For us we define the what differently.
How do we define Autism and Down Syndrome?
Most importantly is loving our boys unconditionally and doing everything in our power including advocating with a loud voice to get them the support they deserve and a chance to succeed and be independent.
How do you define Autism and Down Syndrome?
Who are Daniela and Christina?
If you haven’t read the full bio in our “About Us” page then here you will find the Coles notes of who we are and why we started Together We Are Better and a tim-bit or two you won’t find in our “About Us” page.
We are 2 special needs moms that became the best of friends as we saw our boys grow together at a specialized therapy school in Toronto now also in Vaughan.
In 2012, after struggling for a year and a bit paying for therapy out of pocket and knowing I (Daniela) would be on a very long waitlist for government funding, introduced the idea of fundraising to our school. That’s when Christina and I officially met.
Christina was one of the first parents to get right in there and help and has been by my side ever since.
Fun fact: For the first couple of fundraising years we would compete as to who could raise the most.
Who is Daniela?
As mentioned in my bio on the “About Us” page… Creative, caring, motivated and stubborn are some of the adjectives people have used to describe me. I personally would also include protective and determined especially when it comes to my family but specifically with my son.
22 months after my son was born my world changed and my life took a different direction. Going back to work full time and/or pursuing a career were pushed aside, instead I went in search of answers.

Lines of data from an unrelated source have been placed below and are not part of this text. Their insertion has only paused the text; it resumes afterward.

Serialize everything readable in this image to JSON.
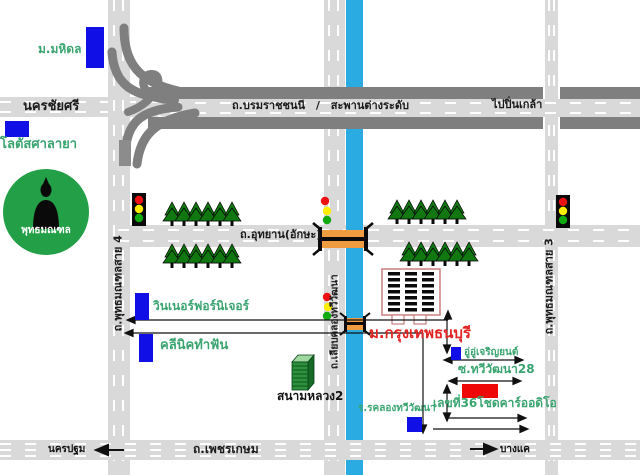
{
  "colors": {
    "road_gray": "#d9d9d9",
    "highway_gray": "#7f7f7f",
    "canal_blue": "#2aabe2",
    "marker_blue": "#0f0fe6",
    "marker_red": "#ee0808",
    "tree_green": "#117711",
    "circle_green": "#23a047",
    "label_green": "#3aa470",
    "university_red": "#e32222",
    "bridge_orange": "#ef9b3f"
  },
  "map": {
    "places": {
      "mahidol": "ม.มหิดล",
      "lotus": "โลตัสศาลายา",
      "phutthamonthon": "พุทธมณฑล",
      "winner_furniture": "วินเนอร์ฟอร์นิเจอร์",
      "dental_clinic": "คลีนิคทำฟัน",
      "sanam_luang_2": "สนามหลวง2",
      "bangkokthonburi_university": "ม.กรุงเทพธนบุรี",
      "garage": "อู่อู่เจริญยนต์",
      "car_audio": "เลขที่36โชดคาร์ออดิโอ",
      "school": "ร.รคลองทวีวัฒนา"
    },
    "roads": {
      "nakhon_chai_si": "นครชัยศรี",
      "borommaratchachonnani": "ถ.บรมราชชนนี",
      "separator": "/",
      "overpass": "สะพานต่างระดับ",
      "to_pin_klao": "ไปปิ่นเกล้า",
      "phutthamonthon_sai_4": "ถ.พุทธมณฑลสาย 4",
      "phutthamonthon_sai_3": "ถ.พุทธมณฑลสาย 3",
      "utthayan": "ถ.อุทยาน(อักษะ)",
      "liap_khlong_thawi_watthana": "ถ.เลียบคลองทวีวัฒนา",
      "soi_thawi_watthana_28": "ซ.ทวีวัฒนา28",
      "phetkasem": "ถ.เพชรเกษม"
    },
    "directions": {
      "nakhon_pathom": "นครปฐม",
      "bang_khae": "บางแค"
    },
    "tree_rows": [
      {
        "start": 172,
        "base": 226,
        "count": 6,
        "gap": 12
      },
      {
        "start": 172,
        "base": 268,
        "count": 6,
        "gap": 12
      },
      {
        "start": 397,
        "base": 224,
        "count": 6,
        "gap": 12
      },
      {
        "start": 409,
        "base": 266,
        "count": 6,
        "gap": 12
      }
    ],
    "university_windows": {
      "cols": [
        388,
        405,
        422
      ],
      "row_start": 272,
      "row_step": 6,
      "row_count": 7,
      "w": 12,
      "h": 3.5
    }
  }
}
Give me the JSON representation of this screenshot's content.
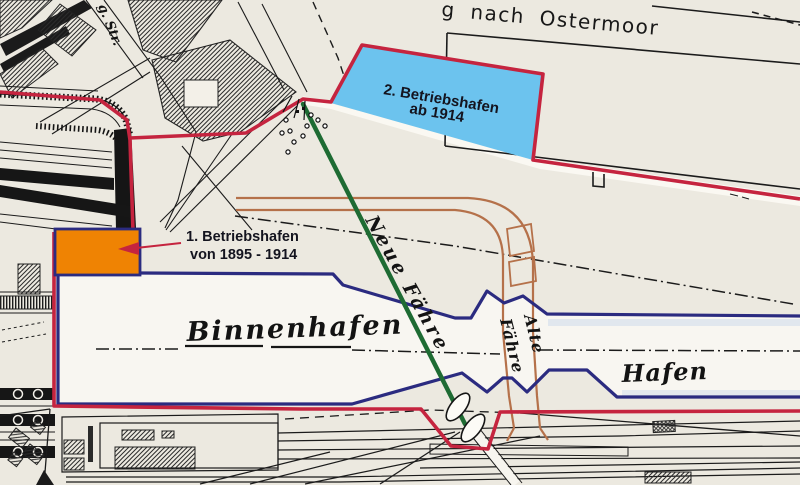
{
  "map": {
    "road_label": "g nach Ostermoor",
    "street_label": "g. Str.",
    "inner_harbor_label": "Binnenhafen",
    "harbor_label": "Hafen",
    "new_ferry_label": "Neue Fähre",
    "old_ferry_label": {
      "line1": "Alte",
      "line2": "Fähre"
    }
  },
  "annotations": {
    "first_port": {
      "line1": "1. Betriebshafen",
      "line2": "von 1895 - 1914"
    },
    "second_port": {
      "line1": "2. Betriebshafen",
      "line2": "ab 1914"
    }
  },
  "colors": {
    "paper": "#ece9e0",
    "boundary_red": "#c5243f",
    "harbor_navy": "#2b2b80",
    "basin_blue": "#6cc3ee",
    "port_orange": "#ef8303",
    "ferry_green": "#1e6b33",
    "road_brown": "#b5714a",
    "ink_black": "#1b1b1b"
  }
}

In June of 2012, my son was given the diagnosis of Autism. That was my turning point and when I realized that being a mom and advocating for him would always be my number one priority. That started with Together We Are Better as a fundraising committee to now a nonprofit as well as me sharing my experiences with all of you.
Three Fun Facts about Daniela:
Who is Christina?
Being a busy mother to four boy’s, life is anything but boring or quiet. Dirty dishes, loads of laundry, constant trips to the grocery store and countless hours to hockey, soccer, swimming and other extracurricular are a constant. On top of all that there is therapy for my eldest Adriano as he has Down Syndrome and Autism.

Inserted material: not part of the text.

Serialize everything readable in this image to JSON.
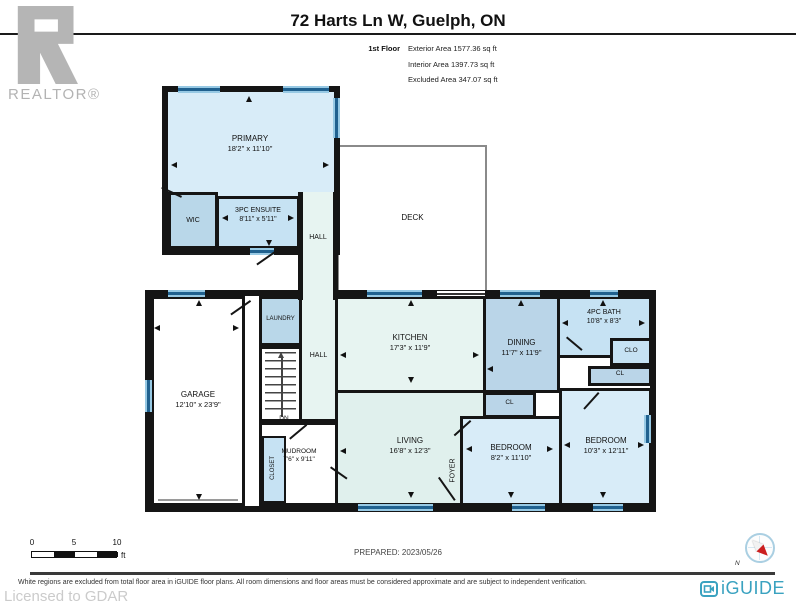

Adriano’s arrival was a little bit of a surprise, three weeks early and we didn’t learn of his diagnosis until three days after his birthday which again added confusion to our surprise. We were completely unprepared as to what to expect not only as first-time parents but also now as parents of a child with special needs. It took us a while to get back on our feet but like every other parent, we realized we had a child to raise and family to grow.
Then again, we were thrown for a loop when at 7 years old, Adriano was diagnosed with autism.

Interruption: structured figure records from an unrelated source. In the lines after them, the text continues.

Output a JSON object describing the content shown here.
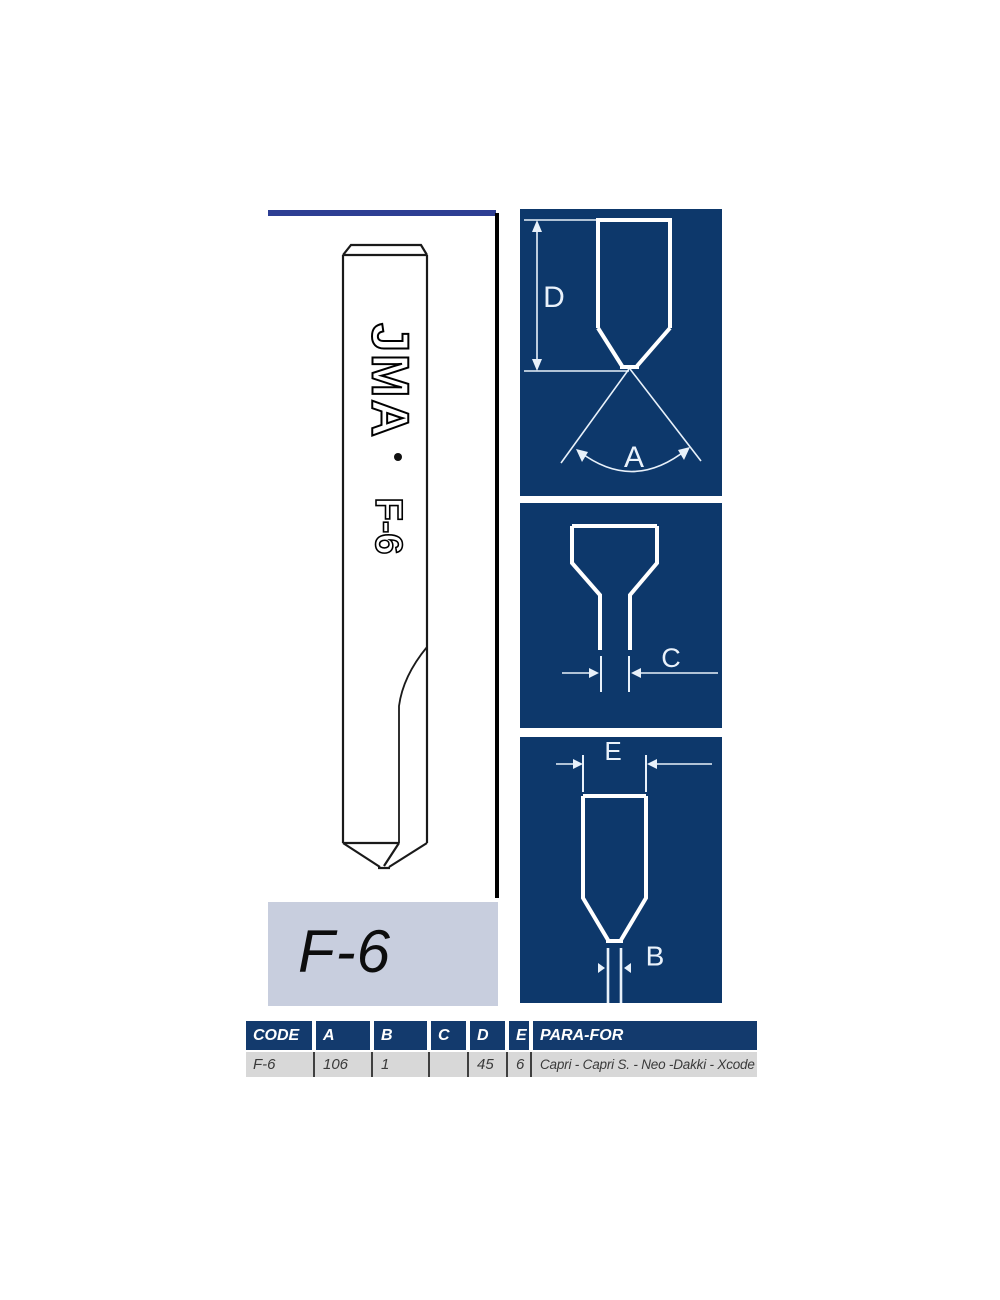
{
  "cutter_drawing": {
    "brand": "JMA",
    "model": "F-6"
  },
  "model_plate": {
    "label": "F-6"
  },
  "diagrams": {
    "profile": {
      "depth_label": "D",
      "angle_label": "A"
    },
    "front": {
      "width_label": "C"
    },
    "side": {
      "head_width_label": "E",
      "tip_width_label": "B"
    }
  },
  "spec_table": {
    "headers": [
      "CODE",
      "A",
      "B",
      "C",
      "D",
      "E",
      "PARA-FOR"
    ],
    "row": [
      "F-6",
      "106",
      "1",
      "",
      "45",
      "6",
      "Capri - Capri S. - Neo -Dakki - Xcode"
    ]
  },
  "colors": {
    "panel_navy": "#0d386b",
    "header_navy": "#133a6d",
    "accent_bar": "#2d3e93",
    "plate_gray": "#c8cede",
    "row_gray": "#d8d8d8"
  }
}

Our goal then and now will always be to help him meet his goals. To give him a life he deserves with independence. So, we face these challenges together, now with the addition of three younger brothers, our team, our fighters – and all of you.
Three Fun Facts about Christina:
When we were introduced to the community of special needs parenting there really wasn’t a large presence of social media, Facebook group, forums, etc. and unfortunately years later not much has changed and families are still struggling with navigating the system.
For that reason, we decided to tap into the blogging, influencer division of social media to help other parents understand that they are not alone and that there are many of us that “get it”.
We hope that through our posts, our blogs and our experiences others may find a place that they can turn too and relate too.
Parenting a child is hard, parenting a child with special needs is a different world altogether. It will be hard and there will be good days, bad days and really hard, exhausting and overwhelming moments but it’s through baby steps, small victories, words of encouragement, smiles, and our love for our children that makes us stronger. We just need to remember to celebrate all the victories big or small and that we need to see the world a bit differently.